The south wasn’t immune. Severe storms with winds reaching 70mph (113 km/h) stretched across Mississippi.
Arctic air is expected to arrive in the south by this weekend. The Mississippi emergency management agency urged residents to prepare for ice, frigid temperatures and possible prolonged power outages. Louisiana governor Jeff Landry declared a state of emergency Friday in anticipation of temperatures plunging over the weekend, with a chance of sleet and snow early next week.
Texas governor Greg Abbott on Friday encouraged residents of that state to get ready, too. Temperatures will reach only into the 30s Sunday through Tuesday, with ice in the forecast for Monday. But Abbott said the cold and ice “will not be anything close to what we experienced during winter storm Uri”. That storm in February 2021 caused more than 3 million Texans to lose power.

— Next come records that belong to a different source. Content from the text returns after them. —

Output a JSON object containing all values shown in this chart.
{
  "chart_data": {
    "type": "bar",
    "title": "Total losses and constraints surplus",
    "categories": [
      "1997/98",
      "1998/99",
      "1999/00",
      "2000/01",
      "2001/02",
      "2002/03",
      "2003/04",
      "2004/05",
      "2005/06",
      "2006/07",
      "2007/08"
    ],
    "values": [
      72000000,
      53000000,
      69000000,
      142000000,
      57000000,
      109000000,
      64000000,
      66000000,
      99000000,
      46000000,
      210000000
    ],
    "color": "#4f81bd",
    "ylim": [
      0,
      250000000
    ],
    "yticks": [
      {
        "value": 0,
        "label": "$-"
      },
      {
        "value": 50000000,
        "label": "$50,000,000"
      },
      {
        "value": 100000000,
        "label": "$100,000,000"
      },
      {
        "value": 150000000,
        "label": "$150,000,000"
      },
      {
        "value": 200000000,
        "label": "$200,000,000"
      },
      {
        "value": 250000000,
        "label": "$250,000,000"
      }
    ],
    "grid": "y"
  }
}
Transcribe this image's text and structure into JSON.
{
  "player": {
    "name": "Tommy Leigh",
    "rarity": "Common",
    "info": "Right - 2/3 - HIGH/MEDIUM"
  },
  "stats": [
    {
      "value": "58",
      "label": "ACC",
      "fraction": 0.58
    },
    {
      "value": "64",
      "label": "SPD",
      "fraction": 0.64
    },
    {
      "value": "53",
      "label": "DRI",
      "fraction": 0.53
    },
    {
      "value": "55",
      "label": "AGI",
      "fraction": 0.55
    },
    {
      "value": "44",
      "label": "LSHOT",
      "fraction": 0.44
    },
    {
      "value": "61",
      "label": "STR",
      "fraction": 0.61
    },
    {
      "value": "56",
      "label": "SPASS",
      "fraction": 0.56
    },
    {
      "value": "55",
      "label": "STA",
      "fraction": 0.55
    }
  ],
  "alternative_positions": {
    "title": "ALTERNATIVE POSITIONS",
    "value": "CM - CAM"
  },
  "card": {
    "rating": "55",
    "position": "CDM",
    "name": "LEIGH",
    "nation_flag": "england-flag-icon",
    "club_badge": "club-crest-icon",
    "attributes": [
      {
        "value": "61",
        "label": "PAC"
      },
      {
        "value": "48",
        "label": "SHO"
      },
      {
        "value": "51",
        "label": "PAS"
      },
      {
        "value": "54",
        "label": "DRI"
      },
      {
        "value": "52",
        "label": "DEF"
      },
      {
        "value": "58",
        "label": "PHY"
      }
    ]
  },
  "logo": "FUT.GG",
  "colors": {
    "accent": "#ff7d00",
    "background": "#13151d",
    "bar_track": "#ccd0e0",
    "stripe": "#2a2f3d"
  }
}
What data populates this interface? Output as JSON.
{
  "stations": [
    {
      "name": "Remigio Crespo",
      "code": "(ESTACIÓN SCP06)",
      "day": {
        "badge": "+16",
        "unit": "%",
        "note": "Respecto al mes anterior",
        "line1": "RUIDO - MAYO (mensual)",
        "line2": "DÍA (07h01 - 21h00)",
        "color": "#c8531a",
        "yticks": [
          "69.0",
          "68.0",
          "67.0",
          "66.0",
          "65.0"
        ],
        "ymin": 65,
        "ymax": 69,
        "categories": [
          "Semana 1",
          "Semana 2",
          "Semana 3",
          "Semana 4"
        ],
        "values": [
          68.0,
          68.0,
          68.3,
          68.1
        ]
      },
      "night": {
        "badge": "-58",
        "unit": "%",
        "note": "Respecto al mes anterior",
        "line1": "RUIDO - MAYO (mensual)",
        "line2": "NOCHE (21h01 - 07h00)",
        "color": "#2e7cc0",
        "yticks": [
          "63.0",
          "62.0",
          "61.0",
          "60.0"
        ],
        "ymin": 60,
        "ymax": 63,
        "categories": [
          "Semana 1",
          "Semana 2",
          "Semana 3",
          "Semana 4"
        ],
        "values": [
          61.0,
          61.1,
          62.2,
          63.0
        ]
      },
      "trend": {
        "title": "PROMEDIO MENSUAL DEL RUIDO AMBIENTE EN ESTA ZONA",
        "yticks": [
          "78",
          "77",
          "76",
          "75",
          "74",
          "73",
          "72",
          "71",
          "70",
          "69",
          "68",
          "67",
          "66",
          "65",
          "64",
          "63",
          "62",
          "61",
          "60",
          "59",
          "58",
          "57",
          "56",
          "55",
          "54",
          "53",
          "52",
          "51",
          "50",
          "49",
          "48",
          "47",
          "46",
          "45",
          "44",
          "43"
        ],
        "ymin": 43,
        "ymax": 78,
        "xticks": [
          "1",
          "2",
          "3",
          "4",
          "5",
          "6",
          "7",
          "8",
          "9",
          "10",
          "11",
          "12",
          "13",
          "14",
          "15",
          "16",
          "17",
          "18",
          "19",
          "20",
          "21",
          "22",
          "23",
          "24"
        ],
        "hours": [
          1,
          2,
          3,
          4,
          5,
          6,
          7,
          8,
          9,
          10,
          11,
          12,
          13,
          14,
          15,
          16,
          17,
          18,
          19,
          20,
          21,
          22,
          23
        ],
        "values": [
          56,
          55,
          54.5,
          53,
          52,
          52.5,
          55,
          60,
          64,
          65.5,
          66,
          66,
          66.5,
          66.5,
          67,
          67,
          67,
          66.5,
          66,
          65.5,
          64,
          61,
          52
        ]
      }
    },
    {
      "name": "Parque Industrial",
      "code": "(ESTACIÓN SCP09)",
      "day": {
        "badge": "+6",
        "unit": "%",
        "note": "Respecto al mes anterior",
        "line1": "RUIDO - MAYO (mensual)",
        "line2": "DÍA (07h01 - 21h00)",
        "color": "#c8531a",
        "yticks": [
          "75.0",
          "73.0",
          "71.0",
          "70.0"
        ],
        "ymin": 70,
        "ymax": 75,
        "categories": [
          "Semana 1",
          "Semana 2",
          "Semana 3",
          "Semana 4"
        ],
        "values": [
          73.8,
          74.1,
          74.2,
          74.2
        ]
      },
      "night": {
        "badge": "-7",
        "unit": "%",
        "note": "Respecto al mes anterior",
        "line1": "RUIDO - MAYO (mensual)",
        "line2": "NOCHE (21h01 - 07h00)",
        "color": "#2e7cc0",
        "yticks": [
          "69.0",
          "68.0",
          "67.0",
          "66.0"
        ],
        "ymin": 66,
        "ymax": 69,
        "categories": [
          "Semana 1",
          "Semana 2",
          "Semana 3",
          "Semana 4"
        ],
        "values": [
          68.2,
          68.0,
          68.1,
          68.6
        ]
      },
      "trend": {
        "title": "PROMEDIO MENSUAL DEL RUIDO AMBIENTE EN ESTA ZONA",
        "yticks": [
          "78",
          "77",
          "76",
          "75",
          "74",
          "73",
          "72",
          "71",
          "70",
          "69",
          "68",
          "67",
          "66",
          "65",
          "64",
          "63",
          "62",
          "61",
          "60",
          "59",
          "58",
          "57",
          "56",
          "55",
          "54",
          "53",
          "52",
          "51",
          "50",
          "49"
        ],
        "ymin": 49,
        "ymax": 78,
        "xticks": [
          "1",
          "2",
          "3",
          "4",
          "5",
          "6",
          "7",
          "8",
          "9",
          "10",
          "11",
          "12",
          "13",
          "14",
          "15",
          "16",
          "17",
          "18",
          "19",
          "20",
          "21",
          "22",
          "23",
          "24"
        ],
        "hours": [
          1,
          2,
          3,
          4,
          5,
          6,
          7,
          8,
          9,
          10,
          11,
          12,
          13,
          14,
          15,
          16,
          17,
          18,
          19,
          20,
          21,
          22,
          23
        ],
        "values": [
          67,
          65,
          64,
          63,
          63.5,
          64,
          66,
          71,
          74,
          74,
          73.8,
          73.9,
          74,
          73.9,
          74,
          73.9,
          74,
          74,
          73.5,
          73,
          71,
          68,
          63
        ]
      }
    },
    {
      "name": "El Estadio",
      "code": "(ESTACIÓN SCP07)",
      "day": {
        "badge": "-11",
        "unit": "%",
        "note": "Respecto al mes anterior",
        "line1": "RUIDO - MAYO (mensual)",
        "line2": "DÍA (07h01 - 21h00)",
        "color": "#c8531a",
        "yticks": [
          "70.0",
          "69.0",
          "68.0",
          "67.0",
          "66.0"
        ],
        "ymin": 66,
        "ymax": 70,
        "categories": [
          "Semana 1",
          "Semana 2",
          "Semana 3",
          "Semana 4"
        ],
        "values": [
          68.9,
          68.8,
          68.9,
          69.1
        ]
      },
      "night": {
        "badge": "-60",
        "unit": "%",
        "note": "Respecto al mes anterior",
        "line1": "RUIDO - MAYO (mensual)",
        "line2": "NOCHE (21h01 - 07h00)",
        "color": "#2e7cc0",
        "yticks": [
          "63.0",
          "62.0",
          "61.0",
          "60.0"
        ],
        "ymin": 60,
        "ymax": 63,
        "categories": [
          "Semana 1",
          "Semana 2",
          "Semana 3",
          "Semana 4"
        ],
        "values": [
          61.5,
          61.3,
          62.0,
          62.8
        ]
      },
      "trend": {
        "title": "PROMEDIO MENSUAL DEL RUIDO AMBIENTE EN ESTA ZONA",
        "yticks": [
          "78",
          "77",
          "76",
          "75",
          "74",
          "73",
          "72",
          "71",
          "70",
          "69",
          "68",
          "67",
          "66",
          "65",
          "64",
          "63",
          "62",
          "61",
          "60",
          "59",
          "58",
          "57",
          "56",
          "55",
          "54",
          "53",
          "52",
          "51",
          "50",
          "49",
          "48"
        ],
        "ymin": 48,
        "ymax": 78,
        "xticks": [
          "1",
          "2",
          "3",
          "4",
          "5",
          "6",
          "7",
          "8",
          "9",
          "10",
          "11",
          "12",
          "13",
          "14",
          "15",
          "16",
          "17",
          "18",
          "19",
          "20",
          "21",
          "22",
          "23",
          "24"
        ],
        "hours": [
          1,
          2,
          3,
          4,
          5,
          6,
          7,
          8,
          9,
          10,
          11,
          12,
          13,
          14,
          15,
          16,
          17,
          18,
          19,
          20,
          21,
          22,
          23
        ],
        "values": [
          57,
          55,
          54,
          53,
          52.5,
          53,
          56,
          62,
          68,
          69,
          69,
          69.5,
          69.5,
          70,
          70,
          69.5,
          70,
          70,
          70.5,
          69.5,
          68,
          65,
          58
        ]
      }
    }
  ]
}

Volunteers and city leaders in several places were worried about the unhoused.
Portland, Oregon, is more accustomed to winter rain, but snow was in the forecast. Tyrone McDougald wore a long-eared, leopard-style hat on Thursday as he sorted through racks of warm clothes at a homeless service center. He was already wearing multiple layers, but with no roof of his own, he grabbed two more coats to help him face a bitter cold snap arriving in the north-west.
“I’m hoping that I can get in a shelter,” he said. “That would relieve a lot of the burden.”